Research Engineer (Machine Translation)
Sanas
Sanas is pioneering the future of human communication. Founded by a team of Stanford researchers and entrepreneurs with deep industry experience, Sanas has developed the world's first real-time speech AI platform capable of accent translation, noise cancellation, speech enhancement, cross-language communication, and more.
Sanas makes conversations clearer, more inclusive, and more effective, removing barriers that prevent people from being understood, regardless of accent, background noise, or native language.
Sanas is currently one of the fastest growing startups in Silicon Valley, growing from $16M to $50M ARR in 2025. The company's core business is profitable and is on track to end 2026 with >$120M ARR. Our team combines deep expertise in model innovation and systems engineering with a design-minded product engineering culture to build and ship cutting-edge AI models and experiences — entirely in-house.

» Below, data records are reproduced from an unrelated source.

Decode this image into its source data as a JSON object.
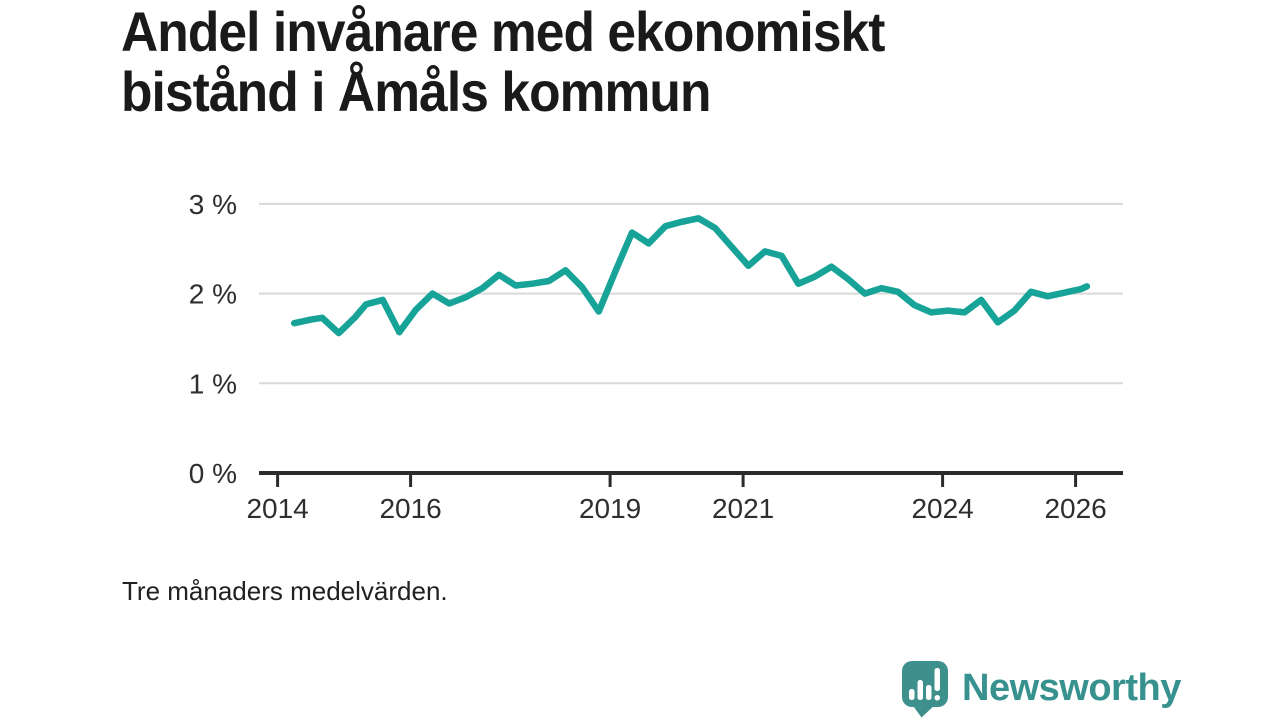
{
  "header": {
    "title_lines": [
      "Andel invånare med ekonomiskt",
      "bistånd i Åmåls kommun"
    ]
  },
  "footnote": "Tre månaders medelvärden.",
  "branding": {
    "name": "Newsworthy",
    "logo_icon": "bar-chart-speech-bubble",
    "logo_color": "#3e908d",
    "text_color": "#37918e"
  },
  "colors": {
    "line": "#17a398",
    "grid": "#d9d9d9",
    "axis": "#2b2b2b",
    "label": "#2e2e2e",
    "title": "#1a1a1a"
  },
  "chart_data": {
    "type": "line",
    "title": "Andel invånare med ekonomiskt bistånd i Åmåls kommun",
    "note": "Tre månaders medelvärden.",
    "unit": "%",
    "xlabel": "",
    "ylabel": "",
    "xlim": [
      2013.72,
      2026.71
    ],
    "ylim": [
      0,
      3.2
    ],
    "grid": true,
    "legend": "none",
    "yticks": [
      {
        "value": 0,
        "label": "0 %"
      },
      {
        "value": 1,
        "label": "1 %"
      },
      {
        "value": 2,
        "label": "2 %"
      },
      {
        "value": 3,
        "label": "3 %"
      }
    ],
    "xticks": [
      {
        "value": 2014,
        "label": "2014"
      },
      {
        "value": 2016,
        "label": "2016"
      },
      {
        "value": 2019,
        "label": "2019"
      },
      {
        "value": 2021,
        "label": "2021"
      },
      {
        "value": 2024,
        "label": "2024"
      },
      {
        "value": 2026,
        "label": "2026"
      }
    ],
    "series": [
      {
        "name": "Andel invånare med ekonomiskt bistånd",
        "color": "#17a398",
        "points": [
          [
            2014.25,
            1.67
          ],
          [
            2014.5,
            1.71
          ],
          [
            2014.67,
            1.73
          ],
          [
            2014.92,
            1.56
          ],
          [
            2015.17,
            1.74
          ],
          [
            2015.33,
            1.88
          ],
          [
            2015.58,
            1.93
          ],
          [
            2015.83,
            1.57
          ],
          [
            2016.08,
            1.82
          ],
          [
            2016.33,
            2.0
          ],
          [
            2016.58,
            1.89
          ],
          [
            2016.83,
            1.96
          ],
          [
            2017.08,
            2.06
          ],
          [
            2017.33,
            2.21
          ],
          [
            2017.58,
            2.09
          ],
          [
            2017.83,
            2.11
          ],
          [
            2018.08,
            2.14
          ],
          [
            2018.33,
            2.26
          ],
          [
            2018.58,
            2.07
          ],
          [
            2018.83,
            1.8
          ],
          [
            2019.08,
            2.25
          ],
          [
            2019.33,
            2.68
          ],
          [
            2019.58,
            2.56
          ],
          [
            2019.83,
            2.75
          ],
          [
            2020.08,
            2.8
          ],
          [
            2020.33,
            2.84
          ],
          [
            2020.58,
            2.73
          ],
          [
            2020.83,
            2.52
          ],
          [
            2021.08,
            2.31
          ],
          [
            2021.33,
            2.47
          ],
          [
            2021.58,
            2.42
          ],
          [
            2021.83,
            2.11
          ],
          [
            2022.08,
            2.19
          ],
          [
            2022.33,
            2.3
          ],
          [
            2022.58,
            2.16
          ],
          [
            2022.83,
            2.0
          ],
          [
            2023.08,
            2.06
          ],
          [
            2023.33,
            2.02
          ],
          [
            2023.58,
            1.87
          ],
          [
            2023.83,
            1.79
          ],
          [
            2024.08,
            1.81
          ],
          [
            2024.33,
            1.79
          ],
          [
            2024.58,
            1.93
          ],
          [
            2024.83,
            1.68
          ],
          [
            2025.08,
            1.81
          ],
          [
            2025.33,
            2.02
          ],
          [
            2025.58,
            1.97
          ],
          [
            2025.83,
            2.01
          ],
          [
            2026.08,
            2.05
          ],
          [
            2026.17,
            2.08
          ]
        ]
      }
    ]
  }
}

Sanas is a 180-strong team, established in 2020. In this short span, we've successfully secured over $100 million in funding. Our innovation has been supported by the industry's leading investors, including Insight Partners, Google Ventures, Quadrille Capital, General Catalyst, Quiet Capital, and other influential investors. Our reputation is further solidified by collaborations with numerous Fortune 100 companies. With Sanas, you're not just adopting a product; you're investing in the future of communication.
If you’re looking to have a significant role in roadmapping and driving technical directions, if you’re looking to deploy challenging and big ideas without much overhead or slowness, if you're looking to leave your mark on an ambitious, generational mission to change how the worlds thinks about speech + AI, then Sanas is a well-suited place for you.
About the Role
Language Translation is one of Sanas's most exciting and fastest-growing product lines. We're looking for a Research Engineer who can both set technical direction and get deep in the modeling work — someone who owns translation quality end-to-end across language pairs and drives the fundamental research challenges unique to real-time simultaneous interpretation.
Job Description
Translation quality & modeling
- Own and drive improvements to translation accuracy across Sanas's supported language pairs, with a focus on conversational, spoken-language domains.

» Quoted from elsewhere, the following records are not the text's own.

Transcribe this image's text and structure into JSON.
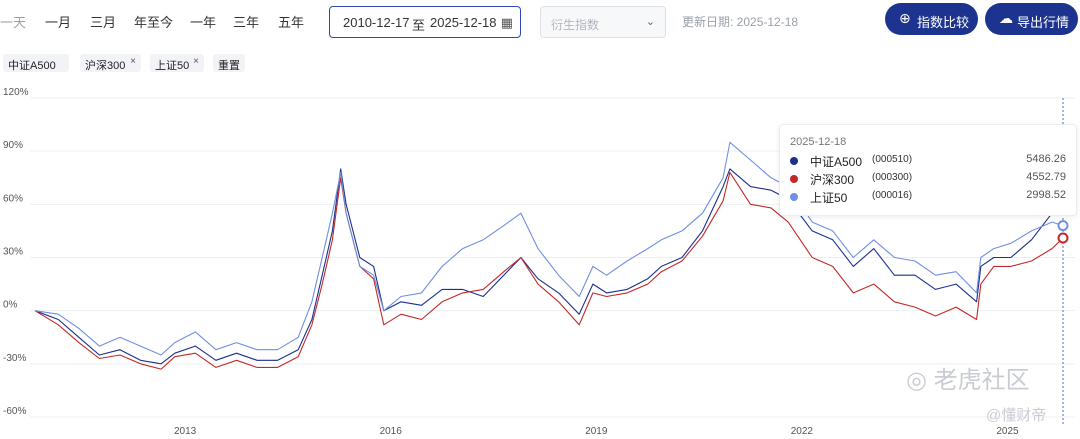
{
  "toolbar": {
    "ranges": [
      "一天",
      "一月",
      "三月",
      "年至今",
      "一年",
      "三年",
      "五年"
    ],
    "date_start": "2010-12-17",
    "date_sep": "至",
    "date_end": "2025-12-18",
    "derived_placeholder": "衍生指数",
    "updated": "更新日期: 2025-12-18",
    "compare_btn": "指数比较",
    "export_btn": "导出行情"
  },
  "chips": [
    {
      "label": "中证A500"
    },
    {
      "label": "沪深300"
    },
    {
      "label": "上证50"
    },
    {
      "label": "重置"
    }
  ],
  "tooltip": {
    "date": "2025-12-18",
    "rows": [
      {
        "name": "中证A500",
        "code": "(000510)",
        "value": "5486.26",
        "color": "#1a2f8e"
      },
      {
        "name": "沪深300",
        "code": "(000300)",
        "value": "4552.79",
        "color": "#c42828"
      },
      {
        "name": "上证50",
        "code": "(000016)",
        "value": "2998.52",
        "color": "#6f8fe0"
      }
    ]
  },
  "watermark": {
    "text1": "老虎社区",
    "text2": "@懂财帝"
  },
  "chart_data": {
    "type": "line",
    "y_ticks": [
      "120%",
      "90%",
      "60%",
      "30%",
      "0%",
      "-30%",
      "-60%"
    ],
    "ylim": [
      -60,
      120
    ],
    "x_ticks": [
      "2013",
      "2016",
      "2019",
      "2022",
      "2025"
    ],
    "x": [
      2010.96,
      2011.3,
      2011.6,
      2011.9,
      2012.2,
      2012.5,
      2012.8,
      2013.0,
      2013.3,
      2013.6,
      2013.9,
      2014.2,
      2014.5,
      2014.8,
      2015.0,
      2015.15,
      2015.3,
      2015.42,
      2015.5,
      2015.7,
      2015.9,
      2016.05,
      2016.3,
      2016.6,
      2016.9,
      2017.2,
      2017.5,
      2017.8,
      2018.05,
      2018.3,
      2018.6,
      2018.9,
      2019.1,
      2019.3,
      2019.6,
      2019.9,
      2020.1,
      2020.4,
      2020.7,
      2021.0,
      2021.1,
      2021.4,
      2021.7,
      2021.95,
      2022.3,
      2022.6,
      2022.9,
      2023.2,
      2023.5,
      2023.8,
      2024.1,
      2024.4,
      2024.7,
      2024.76,
      2024.95,
      2025.2,
      2025.5,
      2025.8,
      2025.96
    ],
    "series": [
      {
        "name": "中证A500",
        "color": "#1a2f8e",
        "values": [
          0,
          -5,
          -15,
          -25,
          -22,
          -28,
          -30,
          -24,
          -20,
          -28,
          -24,
          -28,
          -28,
          -22,
          -5,
          20,
          45,
          80,
          60,
          30,
          25,
          0,
          5,
          3,
          12,
          12,
          8,
          20,
          30,
          18,
          10,
          -2,
          15,
          10,
          12,
          18,
          25,
          30,
          45,
          70,
          80,
          70,
          68,
          63,
          45,
          40,
          25,
          35,
          20,
          20,
          12,
          15,
          5,
          25,
          30,
          30,
          40,
          55,
          59
        ]
      },
      {
        "name": "沪深300",
        "color": "#c42828",
        "values": [
          0,
          -8,
          -18,
          -27,
          -25,
          -30,
          -33,
          -26,
          -24,
          -32,
          -28,
          -32,
          -32,
          -26,
          -8,
          15,
          40,
          75,
          55,
          25,
          18,
          -8,
          -2,
          -5,
          5,
          10,
          12,
          22,
          30,
          15,
          5,
          -8,
          10,
          8,
          10,
          15,
          22,
          28,
          42,
          62,
          78,
          60,
          58,
          50,
          30,
          25,
          10,
          15,
          5,
          2,
          -3,
          2,
          -5,
          15,
          25,
          25,
          28,
          35,
          41
        ]
      },
      {
        "name": "上证50",
        "color": "#6f8fe0",
        "values": [
          0,
          -2,
          -10,
          -20,
          -15,
          -20,
          -25,
          -18,
          -12,
          -22,
          -18,
          -22,
          -22,
          -15,
          5,
          30,
          55,
          78,
          55,
          25,
          20,
          0,
          8,
          10,
          25,
          35,
          40,
          48,
          55,
          35,
          20,
          8,
          25,
          20,
          28,
          35,
          40,
          45,
          55,
          75,
          95,
          85,
          75,
          70,
          50,
          45,
          30,
          40,
          30,
          28,
          20,
          22,
          10,
          30,
          35,
          38,
          45,
          50,
          48
        ]
      }
    ]
  }
}
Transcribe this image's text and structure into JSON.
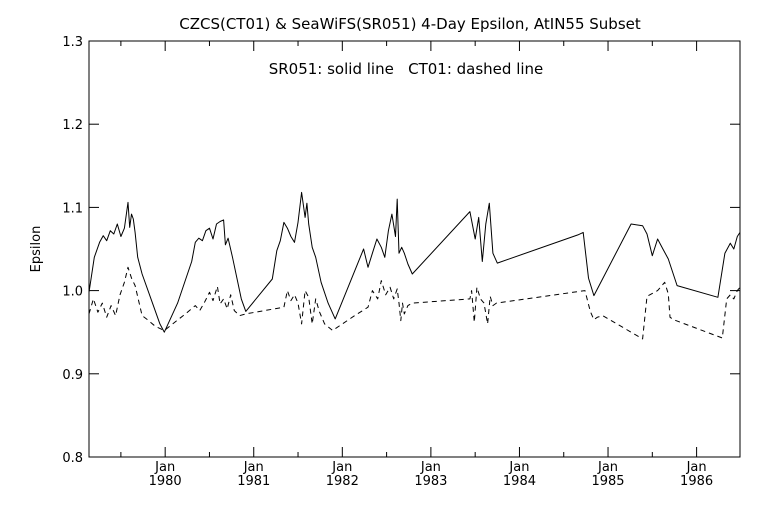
{
  "chart_data": {
    "type": "line",
    "title": "CZCS(CT01) & SeaWiFS(SR051) 4-Day Epsilon, AtIN55 Subset",
    "annotation": "SR051: solid line   CT01: dashed line",
    "xlabel": "",
    "ylabel": "Epsilon",
    "xlim": [
      1979.1,
      1986.45
    ],
    "ylim": [
      0.8,
      1.3
    ],
    "grid": false,
    "legend": "none",
    "y_ticks": [
      0.8,
      0.9,
      1.0,
      1.1,
      1.2,
      1.3
    ],
    "y_tick_labels": [
      "0.8",
      "0.9",
      "1.0",
      "1.1",
      "1.2",
      "1.3"
    ],
    "x_ticks": [
      1979.96,
      1980.96,
      1981.96,
      1982.96,
      1983.96,
      1984.96,
      1985.96
    ],
    "x_tick_labels_month": [
      "Jan",
      "Jan",
      "Jan",
      "Jan",
      "Jan",
      "Jan",
      "Jan"
    ],
    "x_tick_labels_year": [
      "1980",
      "1981",
      "1982",
      "1983",
      "1984",
      "1985",
      "1986"
    ],
    "x_minor_ticks": [
      1979.46,
      1980.46,
      1981.46,
      1982.46,
      1983.46,
      1984.46,
      1985.46
    ],
    "series": [
      {
        "name": "SR051",
        "style": "solid",
        "color": "#000000",
        "x": [
          1979.1,
          1979.16,
          1979.22,
          1979.26,
          1979.3,
          1979.34,
          1979.38,
          1979.42,
          1979.46,
          1979.5,
          1979.54,
          1979.56,
          1979.58,
          1979.6,
          1979.62,
          1979.65,
          1979.7,
          1979.8,
          1979.9,
          1979.95,
          1980.1,
          1980.26,
          1980.3,
          1980.34,
          1980.38,
          1980.42,
          1980.46,
          1980.5,
          1980.54,
          1980.58,
          1980.62,
          1980.64,
          1980.67,
          1980.72,
          1980.82,
          1980.87,
          1981.17,
          1981.22,
          1981.26,
          1981.3,
          1981.34,
          1981.38,
          1981.42,
          1981.46,
          1981.5,
          1981.54,
          1981.56,
          1981.58,
          1981.62,
          1981.66,
          1981.72,
          1981.8,
          1981.88,
          1982.2,
          1982.25,
          1982.3,
          1982.35,
          1982.4,
          1982.44,
          1982.48,
          1982.52,
          1982.56,
          1982.58,
          1982.6,
          1982.63,
          1982.66,
          1982.7,
          1982.75,
          1983.4,
          1983.46,
          1983.5,
          1983.54,
          1983.58,
          1983.62,
          1983.66,
          1983.71,
          1984.62,
          1984.68,
          1984.74,
          1984.8,
          1985.22,
          1985.35,
          1985.4,
          1985.46,
          1985.52,
          1985.58,
          1985.64,
          1985.74,
          1986.2,
          1986.28,
          1986.34,
          1986.38,
          1986.42,
          1986.45
        ],
        "values": [
          0.998,
          1.04,
          1.058,
          1.066,
          1.06,
          1.072,
          1.068,
          1.08,
          1.065,
          1.075,
          1.106,
          1.076,
          1.092,
          1.086,
          1.07,
          1.04,
          1.02,
          0.99,
          0.96,
          0.95,
          0.985,
          1.035,
          1.058,
          1.063,
          1.06,
          1.072,
          1.075,
          1.062,
          1.08,
          1.083,
          1.085,
          1.055,
          1.063,
          1.04,
          0.99,
          0.975,
          1.014,
          1.048,
          1.06,
          1.082,
          1.075,
          1.065,
          1.058,
          1.082,
          1.118,
          1.088,
          1.105,
          1.08,
          1.052,
          1.04,
          1.01,
          0.985,
          0.966,
          1.05,
          1.028,
          1.045,
          1.062,
          1.052,
          1.04,
          1.072,
          1.092,
          1.065,
          1.11,
          1.045,
          1.052,
          1.045,
          1.032,
          1.02,
          1.095,
          1.062,
          1.088,
          1.035,
          1.08,
          1.105,
          1.045,
          1.033,
          1.067,
          1.07,
          1.015,
          0.994,
          1.08,
          1.078,
          1.068,
          1.042,
          1.062,
          1.05,
          1.038,
          1.006,
          0.992,
          1.045,
          1.057,
          1.05,
          1.065,
          1.07
        ]
      },
      {
        "name": "CT01",
        "style": "dashed",
        "color": "#000000",
        "x": [
          1979.1,
          1979.15,
          1979.2,
          1979.25,
          1979.3,
          1979.35,
          1979.4,
          1979.45,
          1979.5,
          1979.54,
          1979.58,
          1979.62,
          1979.66,
          1979.7,
          1979.76,
          1979.85,
          1979.95,
          1980.2,
          1980.3,
          1980.35,
          1980.4,
          1980.46,
          1980.5,
          1980.55,
          1980.58,
          1980.62,
          1980.66,
          1980.7,
          1980.74,
          1980.8,
          1980.87,
          1981.3,
          1981.34,
          1981.38,
          1981.42,
          1981.46,
          1981.5,
          1981.54,
          1981.58,
          1981.62,
          1981.66,
          1981.7,
          1981.76,
          1981.85,
          1982.1,
          1982.25,
          1982.3,
          1982.36,
          1982.4,
          1982.45,
          1982.5,
          1982.54,
          1982.58,
          1982.6,
          1982.62,
          1982.64,
          1982.66,
          1982.7,
          1982.75,
          1983.4,
          1983.42,
          1983.45,
          1983.48,
          1983.52,
          1983.56,
          1983.6,
          1983.63,
          1983.66,
          1983.7,
          1984.7,
          1984.76,
          1984.8,
          1984.84,
          1984.9,
          1985.35,
          1985.4,
          1985.52,
          1985.6,
          1985.64,
          1985.66,
          1985.7,
          1986.25,
          1986.3,
          1986.34,
          1986.38,
          1986.42,
          1986.45
        ],
        "values": [
          0.972,
          0.99,
          0.974,
          0.985,
          0.968,
          0.982,
          0.97,
          0.995,
          1.01,
          1.028,
          1.015,
          1.006,
          0.988,
          0.97,
          0.965,
          0.957,
          0.952,
          0.973,
          0.982,
          0.976,
          0.985,
          0.998,
          0.988,
          1.005,
          0.984,
          0.99,
          0.978,
          0.995,
          0.976,
          0.97,
          0.972,
          0.98,
          1.0,
          0.988,
          0.995,
          0.985,
          0.96,
          1.0,
          0.992,
          0.96,
          0.99,
          0.975,
          0.96,
          0.952,
          0.97,
          0.98,
          1.0,
          0.99,
          1.012,
          0.995,
          1.004,
          0.99,
          1.002,
          0.985,
          0.964,
          0.985,
          0.972,
          0.982,
          0.985,
          0.99,
          1.0,
          0.962,
          1.004,
          0.99,
          0.985,
          0.96,
          0.993,
          0.982,
          0.985,
          1.0,
          0.975,
          0.965,
          0.968,
          0.97,
          0.942,
          0.993,
          1.0,
          1.01,
          0.996,
          0.968,
          0.965,
          0.943,
          0.99,
          0.995,
          0.99,
          1.0,
          1.004
        ]
      }
    ]
  }
}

- Design, train, and evaluate neural MT models — from fine-tuning large multilingual models to building targeted components for low-resource or high-priority language pairs.
- Develop and maintain rigorous evaluation pipelines using both automated metrics (BLEU, COMET, chrF) and human evaluation frameworks calibrated to real-world enterprise use cases.
- Identify the highest-leverage research bets — data augmentation, domain adaptation, quality estimation, terminology consistency — and execute on them with measurable quality gains.
Simultaneous interpretation & delimiter modeling
- Lead research and development of Sanas's delimiter model — the component that determines optimal segmentation points in streaming speech for real-time translation output.
- Develop methods to handle speech disfluencies, sentence fragments, and incomplete utterances gracefully in a streaming translation pipeline.
- Collaborate closely with the speech and inference engineering teams to ensure translation components meet strict real-time latency budgets in production.
Research direction & technical leadership
- Define and maintain a research roadmap for MT and simultaneous interpretation, prioritizing work that moves production quality metrics.
- Stay at the frontier of MT research — track and evaluate relevant work — and translate (haha) relevant advances into practical improvements at Sanas.
- Mentor and technically guide other engineers working on translation-adjacent problems across the ML org.
Data & infrastructure
- Identify, source, and curate training data for MT and delimiter modeling — including parallel corpora, synthetic data generation, and speech-aware augmentation strategies.
- Instrument model quality monitoring in production to detect degradation across language pairs and trigger targeted retraining cycles.
Qualifications
- 3+ years of experience in machine translation, NLP, or multilingual modeling research — with a track record of measurable quality improvements in production systems.
- Deep familiarity with neural MT architectures: sequence-to-sequence models, Transformer variants, and large multilingual models.
- Hands-on experience with simultaneous or streaming translation, including segmentation and low-latency decoding strategies.
- Strong command of MT evaluation methodology — automated metrics, human evaluation design, and error analysis.
- Proficiency in Python and deep learning frameworks (PyTorch preferred)
- Demonstrated ability to set a research agenda, execute independently, and communicate findings clearly to technical and non-technical stakeholders.
- Fluency in English plus working proficiency in at least one non-English language is a strong plus.
Bonus
- Experience with speech translation (end-to-end or cascaded) and speech-aware MT pipelines.
- Familiarity with on-device or edge-optimized model deployment for low-latency inference.
- Prior work on low-resource language pairs, domain adaptation, or terminology-constrained translation.
- Published research at ACL, EMNLP, NAACL, INTERSPEECH, or equivalent venues.